According to consulting agency Strive for College Collaborative, the number of registered private college consultants has doubled in the past two years, with 22% of students at private colleges having used admissions consulting.
“Acceptance rates at top-tier colleges have become so competitive that good grades and test scores simply don’t distinguish an applicant anymore, so they’re looking for that edge on the more qualitative component of the application,” says Jon Small, vice president of College Prep at VeritasPrep, a test prep and admissions consulting company
Families are increasingly turning to private consulting because cash-strapped high schools can no longer afford a strong commitment to counseling, says Jim Miller, chair of governance and Nominating and past President of the National Association for College Admissions Counseling (NACAC).
“Whether those services are absent or because the student to counselor ratio is so high, sometimes it’s 1000 to one, the counselor really doesn’t have as much time as the family would like.”
What High-End Coaching can Do
Private consultants help students understand their audience and submit compelling applications that set them apart from other applicants, says Michele Hernández, co-founder of Application Boot Camp and former assistant director of admissions at Dartmouth College.
“Our job is to teach students what colleges are looking for and how they can present themselves and their scholarly niche so colleges can see right away how they will contribute to the campus,” she says. “We debunk the myths so they don’t write clichéd essays that hurt them or use their time in high school in a un- focused way.”
One misconception about consulting services is that counselors are putting in a good word to decision makers on behalf of students, says Lynn O’Shaughnessy, author of The College Solution.
“These counselors help direct these students to schools that would be a good academic fit--I think it’s rare that counselors are calling up admissions people and saying you should take this child.”
The Price Tag
Private consulting service prices can vary from a couple thousand to tens of thousands of dollars, say the experts.
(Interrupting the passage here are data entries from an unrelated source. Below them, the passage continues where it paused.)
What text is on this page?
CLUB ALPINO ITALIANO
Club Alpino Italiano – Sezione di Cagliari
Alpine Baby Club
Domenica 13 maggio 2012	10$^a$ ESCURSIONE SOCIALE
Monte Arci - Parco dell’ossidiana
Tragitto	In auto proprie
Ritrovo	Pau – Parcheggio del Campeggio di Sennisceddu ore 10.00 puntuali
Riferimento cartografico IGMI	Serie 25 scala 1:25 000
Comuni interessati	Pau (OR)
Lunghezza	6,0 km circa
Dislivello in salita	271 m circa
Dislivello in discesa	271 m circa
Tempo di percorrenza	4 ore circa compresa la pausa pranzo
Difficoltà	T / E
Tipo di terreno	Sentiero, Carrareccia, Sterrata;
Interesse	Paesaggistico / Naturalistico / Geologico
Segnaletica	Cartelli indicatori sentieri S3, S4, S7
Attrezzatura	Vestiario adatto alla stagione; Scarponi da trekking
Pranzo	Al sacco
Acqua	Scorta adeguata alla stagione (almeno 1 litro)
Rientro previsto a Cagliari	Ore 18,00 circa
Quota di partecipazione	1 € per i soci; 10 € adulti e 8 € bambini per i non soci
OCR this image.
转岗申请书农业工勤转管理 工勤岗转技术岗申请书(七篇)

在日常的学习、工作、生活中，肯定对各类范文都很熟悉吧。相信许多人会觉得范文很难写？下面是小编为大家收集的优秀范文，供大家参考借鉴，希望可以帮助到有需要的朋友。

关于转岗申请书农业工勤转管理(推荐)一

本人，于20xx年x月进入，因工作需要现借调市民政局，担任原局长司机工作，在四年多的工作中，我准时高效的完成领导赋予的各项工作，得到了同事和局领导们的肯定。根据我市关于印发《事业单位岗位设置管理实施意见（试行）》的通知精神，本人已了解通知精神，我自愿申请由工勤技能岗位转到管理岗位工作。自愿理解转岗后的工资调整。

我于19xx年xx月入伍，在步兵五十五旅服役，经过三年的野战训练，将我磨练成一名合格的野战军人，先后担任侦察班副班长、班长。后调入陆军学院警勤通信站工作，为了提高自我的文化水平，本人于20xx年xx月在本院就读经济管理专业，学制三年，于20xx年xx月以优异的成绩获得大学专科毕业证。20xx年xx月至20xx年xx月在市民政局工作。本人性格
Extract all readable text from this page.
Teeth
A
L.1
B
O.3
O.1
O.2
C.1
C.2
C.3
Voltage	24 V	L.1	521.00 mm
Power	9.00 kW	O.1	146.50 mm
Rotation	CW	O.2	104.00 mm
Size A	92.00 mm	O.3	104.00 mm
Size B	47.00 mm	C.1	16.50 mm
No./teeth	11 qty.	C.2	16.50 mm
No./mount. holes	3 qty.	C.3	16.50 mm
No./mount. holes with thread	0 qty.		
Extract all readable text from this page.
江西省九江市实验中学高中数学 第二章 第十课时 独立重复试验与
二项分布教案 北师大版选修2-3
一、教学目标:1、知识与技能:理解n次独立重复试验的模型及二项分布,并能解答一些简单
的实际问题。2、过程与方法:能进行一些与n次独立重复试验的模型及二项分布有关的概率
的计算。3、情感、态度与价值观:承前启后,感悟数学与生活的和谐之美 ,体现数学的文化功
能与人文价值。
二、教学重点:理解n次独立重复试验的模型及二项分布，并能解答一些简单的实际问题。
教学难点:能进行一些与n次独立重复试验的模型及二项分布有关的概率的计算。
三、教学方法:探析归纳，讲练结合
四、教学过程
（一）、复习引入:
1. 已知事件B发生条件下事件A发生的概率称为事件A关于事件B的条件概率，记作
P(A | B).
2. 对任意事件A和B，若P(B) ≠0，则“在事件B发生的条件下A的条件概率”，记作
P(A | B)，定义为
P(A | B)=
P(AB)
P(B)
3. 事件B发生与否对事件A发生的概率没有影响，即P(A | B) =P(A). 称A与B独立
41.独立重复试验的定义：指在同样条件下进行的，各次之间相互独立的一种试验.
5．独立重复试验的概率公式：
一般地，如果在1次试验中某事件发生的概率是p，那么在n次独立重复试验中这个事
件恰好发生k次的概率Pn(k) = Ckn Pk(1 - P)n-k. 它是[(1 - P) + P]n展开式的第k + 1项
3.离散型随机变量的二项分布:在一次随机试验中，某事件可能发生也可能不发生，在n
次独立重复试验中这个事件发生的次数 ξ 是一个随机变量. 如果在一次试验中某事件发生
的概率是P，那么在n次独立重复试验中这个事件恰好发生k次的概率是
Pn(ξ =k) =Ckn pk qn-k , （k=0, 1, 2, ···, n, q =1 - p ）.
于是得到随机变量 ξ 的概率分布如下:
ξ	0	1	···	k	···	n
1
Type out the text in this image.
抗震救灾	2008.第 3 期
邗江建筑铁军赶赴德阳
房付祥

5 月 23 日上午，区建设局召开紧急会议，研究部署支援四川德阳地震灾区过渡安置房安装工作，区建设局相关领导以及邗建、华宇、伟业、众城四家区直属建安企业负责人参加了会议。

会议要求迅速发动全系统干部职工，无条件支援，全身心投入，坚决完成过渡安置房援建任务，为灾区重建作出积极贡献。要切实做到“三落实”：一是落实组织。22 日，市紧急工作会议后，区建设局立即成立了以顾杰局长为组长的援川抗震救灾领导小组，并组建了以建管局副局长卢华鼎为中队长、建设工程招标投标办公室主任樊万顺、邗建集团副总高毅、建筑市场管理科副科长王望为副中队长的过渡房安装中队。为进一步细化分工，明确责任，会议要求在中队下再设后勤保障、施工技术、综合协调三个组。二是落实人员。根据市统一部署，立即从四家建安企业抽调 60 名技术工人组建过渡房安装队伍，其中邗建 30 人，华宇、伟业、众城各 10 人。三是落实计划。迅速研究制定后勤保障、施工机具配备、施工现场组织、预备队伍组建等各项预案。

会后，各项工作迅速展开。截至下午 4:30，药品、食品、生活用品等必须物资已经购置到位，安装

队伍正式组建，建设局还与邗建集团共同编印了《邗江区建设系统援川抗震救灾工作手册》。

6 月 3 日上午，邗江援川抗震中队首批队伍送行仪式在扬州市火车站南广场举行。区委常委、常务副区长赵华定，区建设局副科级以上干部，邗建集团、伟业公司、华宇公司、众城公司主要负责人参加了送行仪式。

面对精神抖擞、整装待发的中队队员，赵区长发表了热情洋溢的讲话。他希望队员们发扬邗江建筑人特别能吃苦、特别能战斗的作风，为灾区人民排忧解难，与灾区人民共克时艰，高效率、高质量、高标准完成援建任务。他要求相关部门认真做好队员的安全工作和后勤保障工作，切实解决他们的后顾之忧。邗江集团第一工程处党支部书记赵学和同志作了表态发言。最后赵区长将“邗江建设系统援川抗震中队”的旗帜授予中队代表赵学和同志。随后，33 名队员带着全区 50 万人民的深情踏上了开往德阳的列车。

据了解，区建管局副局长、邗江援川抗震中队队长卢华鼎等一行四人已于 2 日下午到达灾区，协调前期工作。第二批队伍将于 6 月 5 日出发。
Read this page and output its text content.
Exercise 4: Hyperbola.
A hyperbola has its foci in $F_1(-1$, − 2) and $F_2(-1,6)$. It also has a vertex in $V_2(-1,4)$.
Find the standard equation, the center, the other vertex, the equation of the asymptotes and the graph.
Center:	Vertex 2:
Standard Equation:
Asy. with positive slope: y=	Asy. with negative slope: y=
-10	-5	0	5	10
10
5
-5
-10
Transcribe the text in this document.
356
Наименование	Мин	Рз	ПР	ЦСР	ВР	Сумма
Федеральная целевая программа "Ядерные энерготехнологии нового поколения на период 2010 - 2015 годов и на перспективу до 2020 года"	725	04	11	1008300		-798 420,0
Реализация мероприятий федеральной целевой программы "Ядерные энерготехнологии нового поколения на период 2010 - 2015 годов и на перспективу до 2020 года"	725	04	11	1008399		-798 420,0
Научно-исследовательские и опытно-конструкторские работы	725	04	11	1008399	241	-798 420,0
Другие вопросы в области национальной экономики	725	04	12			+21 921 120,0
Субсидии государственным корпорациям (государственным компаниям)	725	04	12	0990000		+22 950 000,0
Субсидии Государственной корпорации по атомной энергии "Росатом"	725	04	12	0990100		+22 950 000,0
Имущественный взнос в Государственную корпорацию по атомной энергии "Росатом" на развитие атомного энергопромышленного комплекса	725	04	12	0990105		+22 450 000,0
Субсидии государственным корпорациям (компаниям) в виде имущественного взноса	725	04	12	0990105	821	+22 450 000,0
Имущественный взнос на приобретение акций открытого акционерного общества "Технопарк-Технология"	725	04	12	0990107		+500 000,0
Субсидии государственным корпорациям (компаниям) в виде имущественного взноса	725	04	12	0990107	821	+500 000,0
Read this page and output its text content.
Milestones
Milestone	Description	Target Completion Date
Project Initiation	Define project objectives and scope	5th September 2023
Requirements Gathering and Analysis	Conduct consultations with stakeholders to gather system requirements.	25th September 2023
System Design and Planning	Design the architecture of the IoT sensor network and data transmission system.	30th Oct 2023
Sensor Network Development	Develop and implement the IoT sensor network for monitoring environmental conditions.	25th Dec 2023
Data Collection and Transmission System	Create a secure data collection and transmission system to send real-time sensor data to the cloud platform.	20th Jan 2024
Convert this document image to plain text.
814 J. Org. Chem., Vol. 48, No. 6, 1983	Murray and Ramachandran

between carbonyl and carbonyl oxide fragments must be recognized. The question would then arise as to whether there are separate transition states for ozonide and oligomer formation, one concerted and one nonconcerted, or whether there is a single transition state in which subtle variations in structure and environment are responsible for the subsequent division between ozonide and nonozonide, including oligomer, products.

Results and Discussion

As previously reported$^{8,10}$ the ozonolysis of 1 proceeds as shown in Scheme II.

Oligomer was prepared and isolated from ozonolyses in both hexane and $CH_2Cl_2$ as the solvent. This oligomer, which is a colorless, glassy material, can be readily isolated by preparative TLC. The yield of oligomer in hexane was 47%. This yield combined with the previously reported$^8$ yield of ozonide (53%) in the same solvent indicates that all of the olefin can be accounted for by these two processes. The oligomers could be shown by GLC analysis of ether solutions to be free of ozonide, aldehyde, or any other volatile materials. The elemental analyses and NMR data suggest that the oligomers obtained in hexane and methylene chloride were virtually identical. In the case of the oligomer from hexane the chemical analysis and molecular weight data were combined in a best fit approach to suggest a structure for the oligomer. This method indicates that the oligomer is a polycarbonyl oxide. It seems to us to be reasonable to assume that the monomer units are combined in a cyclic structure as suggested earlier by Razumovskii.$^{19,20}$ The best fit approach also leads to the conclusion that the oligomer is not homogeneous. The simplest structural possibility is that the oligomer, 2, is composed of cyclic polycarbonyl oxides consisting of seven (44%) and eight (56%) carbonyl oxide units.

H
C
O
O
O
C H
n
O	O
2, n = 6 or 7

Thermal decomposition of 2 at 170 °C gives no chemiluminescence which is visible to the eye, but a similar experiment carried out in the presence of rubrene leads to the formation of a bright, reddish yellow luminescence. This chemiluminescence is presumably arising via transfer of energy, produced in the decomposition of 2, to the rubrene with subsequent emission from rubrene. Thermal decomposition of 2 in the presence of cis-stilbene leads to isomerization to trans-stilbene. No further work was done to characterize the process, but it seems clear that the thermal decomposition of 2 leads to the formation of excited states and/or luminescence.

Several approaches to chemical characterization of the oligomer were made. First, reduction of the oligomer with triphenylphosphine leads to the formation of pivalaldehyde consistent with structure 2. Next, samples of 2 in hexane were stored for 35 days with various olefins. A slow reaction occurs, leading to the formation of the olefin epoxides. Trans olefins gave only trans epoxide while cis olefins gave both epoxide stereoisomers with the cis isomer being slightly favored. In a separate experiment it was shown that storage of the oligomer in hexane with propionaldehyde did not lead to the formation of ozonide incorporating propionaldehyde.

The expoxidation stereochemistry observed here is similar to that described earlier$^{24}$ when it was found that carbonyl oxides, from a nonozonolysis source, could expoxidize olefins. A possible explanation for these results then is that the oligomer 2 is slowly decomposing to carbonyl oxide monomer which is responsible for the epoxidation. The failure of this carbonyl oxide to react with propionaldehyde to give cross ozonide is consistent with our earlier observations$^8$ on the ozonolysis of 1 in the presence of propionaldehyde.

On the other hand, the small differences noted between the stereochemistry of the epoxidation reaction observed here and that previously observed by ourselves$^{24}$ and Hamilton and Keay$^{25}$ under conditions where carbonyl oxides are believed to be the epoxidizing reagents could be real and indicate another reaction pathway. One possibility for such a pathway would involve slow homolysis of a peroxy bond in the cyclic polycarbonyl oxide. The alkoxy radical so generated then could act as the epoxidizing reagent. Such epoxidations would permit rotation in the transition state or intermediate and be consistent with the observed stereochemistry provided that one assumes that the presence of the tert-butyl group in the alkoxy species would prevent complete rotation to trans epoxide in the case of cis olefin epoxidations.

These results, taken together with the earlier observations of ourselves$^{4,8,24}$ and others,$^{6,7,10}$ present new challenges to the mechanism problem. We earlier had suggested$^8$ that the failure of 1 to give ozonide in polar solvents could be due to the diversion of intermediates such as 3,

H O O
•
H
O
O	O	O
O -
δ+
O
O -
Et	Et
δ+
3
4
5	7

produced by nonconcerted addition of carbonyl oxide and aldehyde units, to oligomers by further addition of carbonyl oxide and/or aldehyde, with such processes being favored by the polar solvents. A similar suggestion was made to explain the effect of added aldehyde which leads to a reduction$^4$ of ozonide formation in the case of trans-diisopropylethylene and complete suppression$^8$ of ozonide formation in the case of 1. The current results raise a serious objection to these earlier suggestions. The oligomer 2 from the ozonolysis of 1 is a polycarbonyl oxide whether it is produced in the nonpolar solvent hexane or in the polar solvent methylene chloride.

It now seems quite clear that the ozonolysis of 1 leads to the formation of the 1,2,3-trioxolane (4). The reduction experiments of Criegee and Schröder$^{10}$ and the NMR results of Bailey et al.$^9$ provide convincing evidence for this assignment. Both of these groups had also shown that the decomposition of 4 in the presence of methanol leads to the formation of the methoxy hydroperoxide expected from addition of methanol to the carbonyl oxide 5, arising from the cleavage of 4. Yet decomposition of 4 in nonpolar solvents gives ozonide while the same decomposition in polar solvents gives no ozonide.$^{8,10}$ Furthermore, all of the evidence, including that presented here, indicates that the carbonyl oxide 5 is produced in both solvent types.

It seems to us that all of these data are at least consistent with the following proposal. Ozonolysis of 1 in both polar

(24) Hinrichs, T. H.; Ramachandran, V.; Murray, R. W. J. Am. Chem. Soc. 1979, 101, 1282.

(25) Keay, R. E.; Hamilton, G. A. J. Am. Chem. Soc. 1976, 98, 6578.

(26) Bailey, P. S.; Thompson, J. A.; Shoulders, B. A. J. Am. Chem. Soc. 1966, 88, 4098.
“By getting accepted to top tier schools, [students] receive large financial aid packages that make up for the price a hundred times over,” says Hernández. “Why not get into the best college you can…and get more financial aid from the top schools that have much bigger financial aid budgets and much larger endowments.”
For families unable to afford high end consulting, there are ways to bridge the gap and access valuable information to help students get accepted.
Look for discounted or free services from private consultants. Experts recommend families with limited finances seek out free resources from consulting companies such as newsletters, free presentations and qualified pro bono services.
“The best consultants are now spreading their expertise much farther than ever before,” says Small. “Some of them will charge less for assistance over the phone or internet than for the traditional one-on-one consulting engagement.”
Application Boot Camp and Veritas Prep recently partnered to make the guidance and assistance offered in its $14,000 workshops available to families through the Application Boot Camp on Demand program for just $750.
“It’s not some watered-down knock-off version of the live workshop people pay $14,000 for--it captures the exact same advice and guidance, only it’s delivered as an interactive, online and on-demand program,” says Small. “It’s affordable to a much larger population of students and their families, helping them get the knowledge and assistance they need to prepare the most competitive applications possible.”
Narrow down choices as a family. Paring down the list of schools that would be a good fit academically, economically and socially will limit application stress to only real contenders.
“They need to first back up and think about who they are, how strong a student they are, what kind of goals and aspirations they have, whether they would better fit into the large urban campus or the college town football school, think about the setting, the course dynamics,” Miller says.
O’Shaughnessy recommends families also take the time to look at the net price calculators on school websites to see if their top choices will be financially feasible before applying.
Use high school resources. Miller suggests students use whatever resources students’ high schools offer to get into college, particularly if there are counselors willing to sit down and talk to students about the college experience.
“They can provide a level of understanding of the campus options that you just can’t get out of a book,” he says. “If they have someone…who can say, ‘in the past hour or two, I’ve gotten to know you and College X would not be great for you, so you should consider College Y,’ I don’t see a need for independent counseling.”
School counselors can also connect families with former students from their high school who have gone on to attend that student’s top choice colleges, says Miller.
“You want someone who has successfully navigated to that institution from a circumstance that is somewhat similar to yours.”